With the Rio+20 United Nations Conference on Sustainable Development on the horizon next month, several development experts are offering up their opinions on what "sustainability" actually means.
Check out some of their thoughts about how poverty reduction must be tackled by paying attention to increasing capacity, resilience and innovation.
The Guardian’s Poverty Matters Blog writes that sustainable development is a multi-pronged process:
Sustainable development tackles affluence and excess, not just poverty, and it is the high-income countries that most need to alter their resource use (with a gradually increasing burden of responsibility on middle-income countries, especially the largest ones).
Technological advance, perhaps more than anything else, has led to rapid reductions in poverty.

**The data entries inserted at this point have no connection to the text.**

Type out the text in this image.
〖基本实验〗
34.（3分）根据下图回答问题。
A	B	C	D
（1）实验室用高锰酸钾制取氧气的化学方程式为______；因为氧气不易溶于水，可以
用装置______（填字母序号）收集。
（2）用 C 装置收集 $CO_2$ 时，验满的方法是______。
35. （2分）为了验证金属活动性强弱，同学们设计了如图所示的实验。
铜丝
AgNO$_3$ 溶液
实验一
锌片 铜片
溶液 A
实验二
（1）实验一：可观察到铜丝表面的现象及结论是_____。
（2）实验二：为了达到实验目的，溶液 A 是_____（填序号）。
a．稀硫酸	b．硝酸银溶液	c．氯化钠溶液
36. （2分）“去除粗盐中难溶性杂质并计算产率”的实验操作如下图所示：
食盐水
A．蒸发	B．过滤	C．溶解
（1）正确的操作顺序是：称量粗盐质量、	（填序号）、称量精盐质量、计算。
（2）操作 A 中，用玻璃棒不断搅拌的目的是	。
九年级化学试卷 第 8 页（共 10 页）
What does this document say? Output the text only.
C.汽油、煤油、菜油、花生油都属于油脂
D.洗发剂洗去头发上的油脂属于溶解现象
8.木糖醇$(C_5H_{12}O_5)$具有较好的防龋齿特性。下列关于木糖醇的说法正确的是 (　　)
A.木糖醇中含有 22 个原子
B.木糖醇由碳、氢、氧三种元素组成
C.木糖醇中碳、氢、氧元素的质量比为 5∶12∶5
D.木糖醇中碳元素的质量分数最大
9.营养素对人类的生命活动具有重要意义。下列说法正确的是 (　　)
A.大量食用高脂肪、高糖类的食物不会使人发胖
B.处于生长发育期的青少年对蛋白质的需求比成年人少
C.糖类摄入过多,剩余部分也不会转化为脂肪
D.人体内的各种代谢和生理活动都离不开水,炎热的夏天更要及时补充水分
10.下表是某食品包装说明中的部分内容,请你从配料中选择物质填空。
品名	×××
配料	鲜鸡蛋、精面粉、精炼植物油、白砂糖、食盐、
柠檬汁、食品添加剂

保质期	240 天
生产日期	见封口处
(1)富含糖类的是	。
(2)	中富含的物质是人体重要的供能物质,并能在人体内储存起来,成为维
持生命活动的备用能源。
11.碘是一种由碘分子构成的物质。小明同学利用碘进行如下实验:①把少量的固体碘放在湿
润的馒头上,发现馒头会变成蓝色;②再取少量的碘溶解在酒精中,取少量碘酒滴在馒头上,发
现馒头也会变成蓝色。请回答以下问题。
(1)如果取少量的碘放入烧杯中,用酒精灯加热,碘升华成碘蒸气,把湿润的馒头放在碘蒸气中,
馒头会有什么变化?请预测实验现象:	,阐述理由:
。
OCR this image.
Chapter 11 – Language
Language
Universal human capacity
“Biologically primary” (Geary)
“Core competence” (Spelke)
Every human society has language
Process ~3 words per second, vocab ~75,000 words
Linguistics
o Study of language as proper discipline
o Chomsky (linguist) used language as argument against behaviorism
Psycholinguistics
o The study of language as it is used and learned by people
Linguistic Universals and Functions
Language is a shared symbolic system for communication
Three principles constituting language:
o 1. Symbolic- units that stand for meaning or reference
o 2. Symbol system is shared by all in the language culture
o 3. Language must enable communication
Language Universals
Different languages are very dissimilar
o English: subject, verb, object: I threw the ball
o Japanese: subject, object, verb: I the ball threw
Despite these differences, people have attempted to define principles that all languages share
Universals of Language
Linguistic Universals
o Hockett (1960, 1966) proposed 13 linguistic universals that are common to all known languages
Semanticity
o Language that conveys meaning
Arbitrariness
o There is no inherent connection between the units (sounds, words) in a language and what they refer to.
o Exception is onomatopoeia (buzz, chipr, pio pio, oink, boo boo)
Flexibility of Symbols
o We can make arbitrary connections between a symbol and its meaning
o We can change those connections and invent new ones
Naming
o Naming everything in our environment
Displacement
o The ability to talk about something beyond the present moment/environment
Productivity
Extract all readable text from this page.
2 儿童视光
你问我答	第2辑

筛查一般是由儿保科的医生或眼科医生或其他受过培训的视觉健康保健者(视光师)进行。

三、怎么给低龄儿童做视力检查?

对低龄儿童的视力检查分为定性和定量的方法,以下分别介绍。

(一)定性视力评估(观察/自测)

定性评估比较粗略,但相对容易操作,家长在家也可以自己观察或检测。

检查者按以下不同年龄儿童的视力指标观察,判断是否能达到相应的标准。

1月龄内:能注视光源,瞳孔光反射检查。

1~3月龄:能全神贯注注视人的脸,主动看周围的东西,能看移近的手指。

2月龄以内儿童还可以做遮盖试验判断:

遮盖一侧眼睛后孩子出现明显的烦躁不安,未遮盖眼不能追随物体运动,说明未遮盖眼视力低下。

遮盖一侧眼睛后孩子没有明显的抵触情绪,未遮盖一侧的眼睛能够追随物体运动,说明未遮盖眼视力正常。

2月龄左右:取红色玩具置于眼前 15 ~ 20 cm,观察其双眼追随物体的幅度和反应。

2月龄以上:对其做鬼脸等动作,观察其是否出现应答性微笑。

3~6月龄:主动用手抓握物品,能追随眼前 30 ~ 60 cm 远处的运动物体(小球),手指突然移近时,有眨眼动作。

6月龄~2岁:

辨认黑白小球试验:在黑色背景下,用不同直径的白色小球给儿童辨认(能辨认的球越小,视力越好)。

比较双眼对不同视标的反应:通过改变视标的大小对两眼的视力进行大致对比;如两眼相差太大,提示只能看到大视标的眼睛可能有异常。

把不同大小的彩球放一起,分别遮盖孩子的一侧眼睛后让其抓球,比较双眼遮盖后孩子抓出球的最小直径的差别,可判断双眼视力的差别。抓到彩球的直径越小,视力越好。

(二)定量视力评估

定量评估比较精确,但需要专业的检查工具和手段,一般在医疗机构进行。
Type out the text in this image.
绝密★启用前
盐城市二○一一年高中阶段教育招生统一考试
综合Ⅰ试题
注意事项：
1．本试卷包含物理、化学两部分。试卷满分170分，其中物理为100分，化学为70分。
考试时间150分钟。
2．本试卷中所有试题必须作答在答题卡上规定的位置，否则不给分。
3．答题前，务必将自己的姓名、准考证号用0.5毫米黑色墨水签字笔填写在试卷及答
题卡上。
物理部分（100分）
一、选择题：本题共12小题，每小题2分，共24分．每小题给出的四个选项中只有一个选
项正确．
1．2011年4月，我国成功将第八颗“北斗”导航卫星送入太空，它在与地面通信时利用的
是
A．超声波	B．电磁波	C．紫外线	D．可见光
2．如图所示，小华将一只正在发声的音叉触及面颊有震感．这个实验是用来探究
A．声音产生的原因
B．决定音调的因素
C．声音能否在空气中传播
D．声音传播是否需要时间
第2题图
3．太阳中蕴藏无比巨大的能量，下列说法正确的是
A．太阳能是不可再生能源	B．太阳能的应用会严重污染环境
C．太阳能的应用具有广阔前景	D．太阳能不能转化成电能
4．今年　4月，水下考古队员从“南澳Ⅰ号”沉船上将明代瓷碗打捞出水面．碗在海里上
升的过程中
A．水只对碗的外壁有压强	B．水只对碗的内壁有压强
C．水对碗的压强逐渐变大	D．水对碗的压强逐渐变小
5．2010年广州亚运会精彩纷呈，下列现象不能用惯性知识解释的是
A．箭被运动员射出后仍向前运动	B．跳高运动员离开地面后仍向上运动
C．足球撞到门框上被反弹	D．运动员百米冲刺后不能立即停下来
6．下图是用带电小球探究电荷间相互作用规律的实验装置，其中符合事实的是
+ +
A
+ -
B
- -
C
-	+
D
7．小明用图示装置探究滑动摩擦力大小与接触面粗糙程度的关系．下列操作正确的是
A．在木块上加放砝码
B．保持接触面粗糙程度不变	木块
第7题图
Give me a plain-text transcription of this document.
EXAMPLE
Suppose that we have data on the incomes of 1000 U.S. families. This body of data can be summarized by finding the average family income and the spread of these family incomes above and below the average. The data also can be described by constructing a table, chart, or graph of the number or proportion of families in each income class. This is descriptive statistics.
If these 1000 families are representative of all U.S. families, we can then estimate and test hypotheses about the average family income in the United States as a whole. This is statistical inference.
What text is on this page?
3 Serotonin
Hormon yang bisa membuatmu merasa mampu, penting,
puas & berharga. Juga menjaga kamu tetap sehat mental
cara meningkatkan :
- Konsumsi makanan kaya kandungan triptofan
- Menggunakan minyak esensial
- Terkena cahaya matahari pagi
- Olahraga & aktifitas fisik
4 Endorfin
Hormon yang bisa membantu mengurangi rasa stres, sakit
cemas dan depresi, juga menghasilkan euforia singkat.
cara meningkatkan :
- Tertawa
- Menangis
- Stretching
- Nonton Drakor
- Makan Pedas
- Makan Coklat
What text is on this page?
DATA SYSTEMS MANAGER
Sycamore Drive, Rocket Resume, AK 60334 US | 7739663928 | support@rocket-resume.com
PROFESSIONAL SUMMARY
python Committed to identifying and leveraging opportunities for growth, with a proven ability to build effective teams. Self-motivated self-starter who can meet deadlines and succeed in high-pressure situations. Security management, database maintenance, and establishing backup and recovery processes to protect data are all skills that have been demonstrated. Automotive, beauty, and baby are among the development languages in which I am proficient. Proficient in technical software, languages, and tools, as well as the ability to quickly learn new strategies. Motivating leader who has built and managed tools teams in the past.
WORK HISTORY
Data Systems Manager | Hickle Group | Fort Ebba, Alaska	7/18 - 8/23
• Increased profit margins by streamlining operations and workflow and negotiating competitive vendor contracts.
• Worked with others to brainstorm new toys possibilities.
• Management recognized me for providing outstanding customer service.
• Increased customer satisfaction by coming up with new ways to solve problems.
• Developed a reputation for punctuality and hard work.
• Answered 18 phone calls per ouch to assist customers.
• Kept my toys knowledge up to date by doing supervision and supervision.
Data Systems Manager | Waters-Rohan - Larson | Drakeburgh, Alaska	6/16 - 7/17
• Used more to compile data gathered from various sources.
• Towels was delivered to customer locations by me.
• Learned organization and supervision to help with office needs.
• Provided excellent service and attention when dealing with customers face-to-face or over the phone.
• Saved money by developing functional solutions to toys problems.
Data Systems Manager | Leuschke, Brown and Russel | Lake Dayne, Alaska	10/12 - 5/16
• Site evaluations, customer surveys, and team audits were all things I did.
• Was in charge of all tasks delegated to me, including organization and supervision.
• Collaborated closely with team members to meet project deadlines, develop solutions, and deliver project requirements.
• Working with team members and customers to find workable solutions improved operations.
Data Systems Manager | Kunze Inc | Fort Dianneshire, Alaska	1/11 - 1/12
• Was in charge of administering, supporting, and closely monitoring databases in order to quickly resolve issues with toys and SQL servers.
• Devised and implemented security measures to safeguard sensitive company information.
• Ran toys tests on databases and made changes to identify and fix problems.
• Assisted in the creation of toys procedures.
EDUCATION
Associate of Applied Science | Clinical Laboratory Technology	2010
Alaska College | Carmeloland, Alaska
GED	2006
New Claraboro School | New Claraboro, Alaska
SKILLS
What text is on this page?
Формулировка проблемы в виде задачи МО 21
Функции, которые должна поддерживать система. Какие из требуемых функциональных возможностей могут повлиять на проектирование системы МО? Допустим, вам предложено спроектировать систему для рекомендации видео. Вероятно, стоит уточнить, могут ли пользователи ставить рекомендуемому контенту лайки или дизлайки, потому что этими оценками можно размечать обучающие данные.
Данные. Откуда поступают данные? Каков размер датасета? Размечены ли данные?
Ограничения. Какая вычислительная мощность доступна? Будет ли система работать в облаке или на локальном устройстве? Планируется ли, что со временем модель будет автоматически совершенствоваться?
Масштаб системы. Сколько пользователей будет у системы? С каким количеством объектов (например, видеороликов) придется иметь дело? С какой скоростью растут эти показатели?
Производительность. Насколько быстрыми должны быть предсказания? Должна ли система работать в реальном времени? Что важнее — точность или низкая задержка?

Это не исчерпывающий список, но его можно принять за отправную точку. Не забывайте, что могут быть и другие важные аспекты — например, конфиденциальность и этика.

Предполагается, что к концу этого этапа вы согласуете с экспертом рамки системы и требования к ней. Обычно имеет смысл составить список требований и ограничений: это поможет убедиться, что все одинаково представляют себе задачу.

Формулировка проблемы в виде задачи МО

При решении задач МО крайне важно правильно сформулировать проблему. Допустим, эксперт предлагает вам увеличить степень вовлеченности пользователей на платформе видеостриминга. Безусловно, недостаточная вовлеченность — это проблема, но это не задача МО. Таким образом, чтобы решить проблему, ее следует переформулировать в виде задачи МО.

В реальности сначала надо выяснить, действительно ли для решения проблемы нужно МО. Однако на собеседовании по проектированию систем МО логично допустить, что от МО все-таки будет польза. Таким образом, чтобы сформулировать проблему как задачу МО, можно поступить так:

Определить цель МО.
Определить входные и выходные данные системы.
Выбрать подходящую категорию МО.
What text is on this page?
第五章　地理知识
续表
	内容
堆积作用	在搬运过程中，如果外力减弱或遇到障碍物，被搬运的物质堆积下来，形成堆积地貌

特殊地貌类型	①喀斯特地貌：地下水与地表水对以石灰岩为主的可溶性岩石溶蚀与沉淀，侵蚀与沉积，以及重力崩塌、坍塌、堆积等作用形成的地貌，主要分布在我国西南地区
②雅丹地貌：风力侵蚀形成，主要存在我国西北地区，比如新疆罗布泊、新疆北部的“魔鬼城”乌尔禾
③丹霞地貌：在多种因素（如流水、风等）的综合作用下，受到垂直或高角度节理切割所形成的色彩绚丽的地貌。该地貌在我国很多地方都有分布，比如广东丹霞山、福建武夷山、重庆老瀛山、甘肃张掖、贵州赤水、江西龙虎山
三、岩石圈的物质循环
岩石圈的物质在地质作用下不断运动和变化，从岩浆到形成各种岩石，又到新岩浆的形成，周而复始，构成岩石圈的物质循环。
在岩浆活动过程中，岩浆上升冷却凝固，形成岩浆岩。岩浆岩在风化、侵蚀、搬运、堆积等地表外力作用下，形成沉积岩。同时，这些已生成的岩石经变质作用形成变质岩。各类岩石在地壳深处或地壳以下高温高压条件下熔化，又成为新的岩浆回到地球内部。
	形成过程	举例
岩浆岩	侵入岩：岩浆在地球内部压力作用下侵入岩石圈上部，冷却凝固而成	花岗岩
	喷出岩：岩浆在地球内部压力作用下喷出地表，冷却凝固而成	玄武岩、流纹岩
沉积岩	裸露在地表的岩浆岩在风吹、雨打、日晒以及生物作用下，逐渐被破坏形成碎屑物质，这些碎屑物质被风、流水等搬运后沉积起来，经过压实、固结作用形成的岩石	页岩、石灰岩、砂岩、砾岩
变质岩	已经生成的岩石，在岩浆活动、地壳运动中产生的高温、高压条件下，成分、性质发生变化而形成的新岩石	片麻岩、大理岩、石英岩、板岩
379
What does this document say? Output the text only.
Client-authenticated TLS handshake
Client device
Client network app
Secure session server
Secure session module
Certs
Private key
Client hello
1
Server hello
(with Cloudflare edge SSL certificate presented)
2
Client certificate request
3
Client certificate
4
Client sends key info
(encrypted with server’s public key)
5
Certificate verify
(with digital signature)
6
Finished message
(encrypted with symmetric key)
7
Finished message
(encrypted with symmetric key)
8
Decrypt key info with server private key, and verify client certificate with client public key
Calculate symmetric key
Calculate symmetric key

Investing more in research could lead to technological solutions to poverty and sustainability problems becoming more rapidly and openly available.
There is a serious danger that poor countries may come under pressure to compromise on poverty reduction objectives for the sake of the planet...[yet] the poorest countries should follow whatever path best brings them out of poverty, including engaging in dirty growth if that means eradicating poverty faster.
Former New Zealand Prime Minister and current United Nations Development Program administrator Helen Clark writes that building resilient communities is the core of sustainable development.
Sustainable development based on resilience calls for developing the capacity of the poor to overcome challenges.
Sustainable development isn’t only about the environment. It isn’t just for governments, and it isn’t just about now.